Los colonos procedían de un asentamiento reestablecido recientemente llamado Sa-Nur, ubicado en lo alto de la colina, justo sobre el cementerio.

Aunque el derecho internacional considera ilegales todos los asentamientos en territorio palestino, el gobierno de Benjamin Netanyahu autorizó recientemente la reocupación de Sa-Nur como parte de su polémica política de expandir y crear nuevos asentamientos en la Cisjordania ocupada.

Un video grabado con un teléfono móvil muestra a los familiares obligados a desenterrar la tumba ellos mismos tras la advertencia de los colonos, armados con fusiles automáticos: «O ustedes exhuman el cuerpo, o lo haremos nosotros». Alegaron que el lugar del entierro estaba demasiado cerca de su asentamiento.

Otras imágenes muestran a Mohamed y sus hermanos trasladando el cuerpo envuelto de su padre fuera del cementerio, bajando la colina hacia un sitio más protegido, mientras los colonos vigilan atentamente.

El ejército israelí indicó después que intervino para confiscar las herramientas utilizadas por los colonos y prevenir mayores enfrentamientos.

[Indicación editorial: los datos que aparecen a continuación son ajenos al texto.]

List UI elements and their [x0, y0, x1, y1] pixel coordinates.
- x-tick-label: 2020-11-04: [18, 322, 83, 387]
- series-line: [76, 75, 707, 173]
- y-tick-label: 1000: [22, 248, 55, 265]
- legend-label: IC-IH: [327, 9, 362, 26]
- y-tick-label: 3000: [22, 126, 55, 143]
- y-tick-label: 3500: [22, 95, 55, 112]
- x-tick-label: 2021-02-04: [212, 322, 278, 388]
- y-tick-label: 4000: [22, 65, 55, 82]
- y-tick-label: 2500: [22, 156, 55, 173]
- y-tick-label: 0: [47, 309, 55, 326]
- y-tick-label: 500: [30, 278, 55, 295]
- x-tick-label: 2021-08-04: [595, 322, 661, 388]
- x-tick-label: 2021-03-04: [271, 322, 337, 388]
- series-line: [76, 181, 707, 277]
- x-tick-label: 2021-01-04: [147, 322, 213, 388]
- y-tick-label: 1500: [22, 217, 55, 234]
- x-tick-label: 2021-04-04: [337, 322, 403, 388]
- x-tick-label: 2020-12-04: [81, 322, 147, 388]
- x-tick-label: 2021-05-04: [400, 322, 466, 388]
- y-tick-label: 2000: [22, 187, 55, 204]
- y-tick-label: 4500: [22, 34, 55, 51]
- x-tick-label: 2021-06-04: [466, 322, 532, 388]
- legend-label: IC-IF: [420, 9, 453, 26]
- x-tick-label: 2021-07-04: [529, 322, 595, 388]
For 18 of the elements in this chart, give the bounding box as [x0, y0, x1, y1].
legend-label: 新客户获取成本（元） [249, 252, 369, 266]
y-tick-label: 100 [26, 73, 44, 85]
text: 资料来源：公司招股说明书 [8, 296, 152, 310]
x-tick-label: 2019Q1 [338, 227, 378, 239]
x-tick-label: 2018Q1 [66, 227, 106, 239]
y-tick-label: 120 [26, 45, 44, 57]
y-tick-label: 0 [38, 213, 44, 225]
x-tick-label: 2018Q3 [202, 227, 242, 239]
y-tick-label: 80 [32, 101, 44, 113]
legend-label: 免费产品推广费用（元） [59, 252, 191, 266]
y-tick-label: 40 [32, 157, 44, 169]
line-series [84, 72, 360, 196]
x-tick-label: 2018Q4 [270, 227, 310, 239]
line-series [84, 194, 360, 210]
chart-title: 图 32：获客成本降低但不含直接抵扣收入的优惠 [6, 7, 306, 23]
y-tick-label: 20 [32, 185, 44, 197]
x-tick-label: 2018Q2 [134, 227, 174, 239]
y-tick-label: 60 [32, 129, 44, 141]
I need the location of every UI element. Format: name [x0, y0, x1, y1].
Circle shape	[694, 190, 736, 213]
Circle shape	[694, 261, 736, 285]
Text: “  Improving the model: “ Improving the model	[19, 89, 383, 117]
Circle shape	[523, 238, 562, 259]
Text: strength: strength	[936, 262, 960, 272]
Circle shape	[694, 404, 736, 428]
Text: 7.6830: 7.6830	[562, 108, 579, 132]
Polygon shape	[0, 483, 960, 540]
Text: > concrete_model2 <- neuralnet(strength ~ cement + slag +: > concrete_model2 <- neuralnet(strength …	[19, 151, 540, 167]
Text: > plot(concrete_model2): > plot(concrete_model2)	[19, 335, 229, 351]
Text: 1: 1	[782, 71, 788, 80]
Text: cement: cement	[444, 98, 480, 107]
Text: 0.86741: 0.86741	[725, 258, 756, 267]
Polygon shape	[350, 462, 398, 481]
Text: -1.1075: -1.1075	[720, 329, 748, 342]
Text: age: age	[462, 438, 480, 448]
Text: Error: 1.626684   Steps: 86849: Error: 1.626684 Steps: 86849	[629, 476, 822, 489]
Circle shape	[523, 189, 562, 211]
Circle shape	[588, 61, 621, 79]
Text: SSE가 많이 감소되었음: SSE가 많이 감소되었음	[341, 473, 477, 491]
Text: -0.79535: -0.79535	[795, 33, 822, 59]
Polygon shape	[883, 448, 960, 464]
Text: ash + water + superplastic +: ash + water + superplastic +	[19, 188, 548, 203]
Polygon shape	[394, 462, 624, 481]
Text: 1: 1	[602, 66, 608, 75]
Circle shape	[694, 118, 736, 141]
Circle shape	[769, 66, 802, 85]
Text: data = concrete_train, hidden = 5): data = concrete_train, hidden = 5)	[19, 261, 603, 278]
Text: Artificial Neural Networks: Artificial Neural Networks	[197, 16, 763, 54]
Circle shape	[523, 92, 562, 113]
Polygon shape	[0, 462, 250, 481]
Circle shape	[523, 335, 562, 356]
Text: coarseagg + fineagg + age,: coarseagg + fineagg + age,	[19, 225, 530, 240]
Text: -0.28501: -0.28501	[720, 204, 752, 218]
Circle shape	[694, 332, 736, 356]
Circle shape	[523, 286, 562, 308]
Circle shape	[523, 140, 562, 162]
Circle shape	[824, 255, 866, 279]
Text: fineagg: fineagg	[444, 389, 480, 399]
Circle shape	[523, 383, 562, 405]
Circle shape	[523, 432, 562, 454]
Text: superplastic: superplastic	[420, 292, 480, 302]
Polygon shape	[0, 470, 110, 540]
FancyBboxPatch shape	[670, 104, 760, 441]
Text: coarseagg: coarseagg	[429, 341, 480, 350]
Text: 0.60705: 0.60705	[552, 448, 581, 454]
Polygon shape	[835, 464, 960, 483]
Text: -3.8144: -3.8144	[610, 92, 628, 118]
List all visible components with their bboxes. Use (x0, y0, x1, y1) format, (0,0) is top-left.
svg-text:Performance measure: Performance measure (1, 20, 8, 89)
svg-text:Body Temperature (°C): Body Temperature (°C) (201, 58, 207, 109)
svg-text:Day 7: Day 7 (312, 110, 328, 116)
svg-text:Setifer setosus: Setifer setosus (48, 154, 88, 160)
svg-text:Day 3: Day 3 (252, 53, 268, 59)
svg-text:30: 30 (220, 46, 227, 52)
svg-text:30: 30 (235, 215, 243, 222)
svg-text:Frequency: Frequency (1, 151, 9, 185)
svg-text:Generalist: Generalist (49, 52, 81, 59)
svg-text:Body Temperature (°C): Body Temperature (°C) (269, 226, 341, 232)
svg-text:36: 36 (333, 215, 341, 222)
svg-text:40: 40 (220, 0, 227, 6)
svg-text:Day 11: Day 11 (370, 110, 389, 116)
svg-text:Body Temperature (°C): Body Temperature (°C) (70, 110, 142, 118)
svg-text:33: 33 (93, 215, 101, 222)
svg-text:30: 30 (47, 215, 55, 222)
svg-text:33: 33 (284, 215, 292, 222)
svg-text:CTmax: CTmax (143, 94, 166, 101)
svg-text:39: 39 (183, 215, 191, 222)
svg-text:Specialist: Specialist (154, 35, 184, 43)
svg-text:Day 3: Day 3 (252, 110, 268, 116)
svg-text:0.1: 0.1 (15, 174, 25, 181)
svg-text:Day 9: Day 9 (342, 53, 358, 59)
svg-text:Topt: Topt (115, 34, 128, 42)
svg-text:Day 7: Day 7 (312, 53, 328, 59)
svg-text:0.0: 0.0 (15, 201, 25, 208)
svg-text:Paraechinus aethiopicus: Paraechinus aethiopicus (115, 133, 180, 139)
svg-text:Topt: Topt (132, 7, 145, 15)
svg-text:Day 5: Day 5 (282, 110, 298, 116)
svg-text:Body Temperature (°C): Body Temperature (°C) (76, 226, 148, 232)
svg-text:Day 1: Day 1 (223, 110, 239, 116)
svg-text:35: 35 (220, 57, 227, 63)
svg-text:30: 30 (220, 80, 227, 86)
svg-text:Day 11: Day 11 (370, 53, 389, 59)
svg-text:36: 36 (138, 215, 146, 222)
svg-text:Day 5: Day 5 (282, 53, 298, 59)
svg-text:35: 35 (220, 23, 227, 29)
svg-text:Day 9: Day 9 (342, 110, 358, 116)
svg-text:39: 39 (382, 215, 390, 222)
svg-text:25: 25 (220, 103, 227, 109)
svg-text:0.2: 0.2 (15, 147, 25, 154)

Sin embargo, la familia acusó a los soldados de permanecer inactivos mientras los colonos les obligaban a vaciar la tumba de forma abrupta y humillante.

En una declaración a la BBC, las Fuerzas de Defensa de Israel expresaron su condena a «cualquier acto que dañe el orden público, el Estado de derecho y la dignidad tanto de vivos como de fallecidos».

Una fotografía enmarcada de Hussein Asasa colgada en la pared

La oficina de derechos humanos de la ONU calificó el incidente como «horrendo y representativo de la deshumanización de los palestinos» en los Territorios Ocupados.

«Esta situación no perdona a nadie, ni a muertos ni a vivos», afirmó Ajith Sunghay, jefe local de la Oficina del Alto Comisionado para los Derechos Humanos.

Los habitantes de la región mencionaron que el suceso refleja las tensiones existentes desde la reanudación del asentamiento de Sa-Nur.

«Es terrible; creen que ahora controlan toda la zona desde que se reinstalaron aquí», declaró uno de los asistentes al funeral de Husein Asasa.

«Recientemente, el ejército y los colonos invadieron terrenos que pertenecen a otro familiar nuestro y arrasaron con todos los olivos sin motivo aparente», relató otro de los hermanos Asasa mientras observábamos el cementerio a distancia.

Tras permitir que los colonos instalaran casas móviles y reconstituyeran el asentamiento de Sa-Nur, gran parte del área ha sido declarada «zona militar cerrada». En la práctica, los olivares, las tierras agrícolas y hasta el cementerio han quedado restringidos para sus dueños.

Los residentes manifiestan que, incluso cuando el acceso se coordina con las FDI, los colonos actúan con mayor agresividad y amenazas, portando armas de manera visible.

La violencia vinculada a colonos ha incrementado en toda Cisjordania. Según reportó The New York Times, desde el inicio del conflicto entre Estados Unidos e Israel contra Irán hasta finales de abril, 13 palestinos murieron por ataques de colonos, cientos resultaron heridos y muchos fueron desplazados de sus hogares.

Finalmente, Husein Asasa fue enterrado por sus hijos en un pequeño cementerio de una aldea cercana, alejándose por fin del sufrimiento y la tensión que afectan a un número creciente de personas que consideran esta tierra su hogar.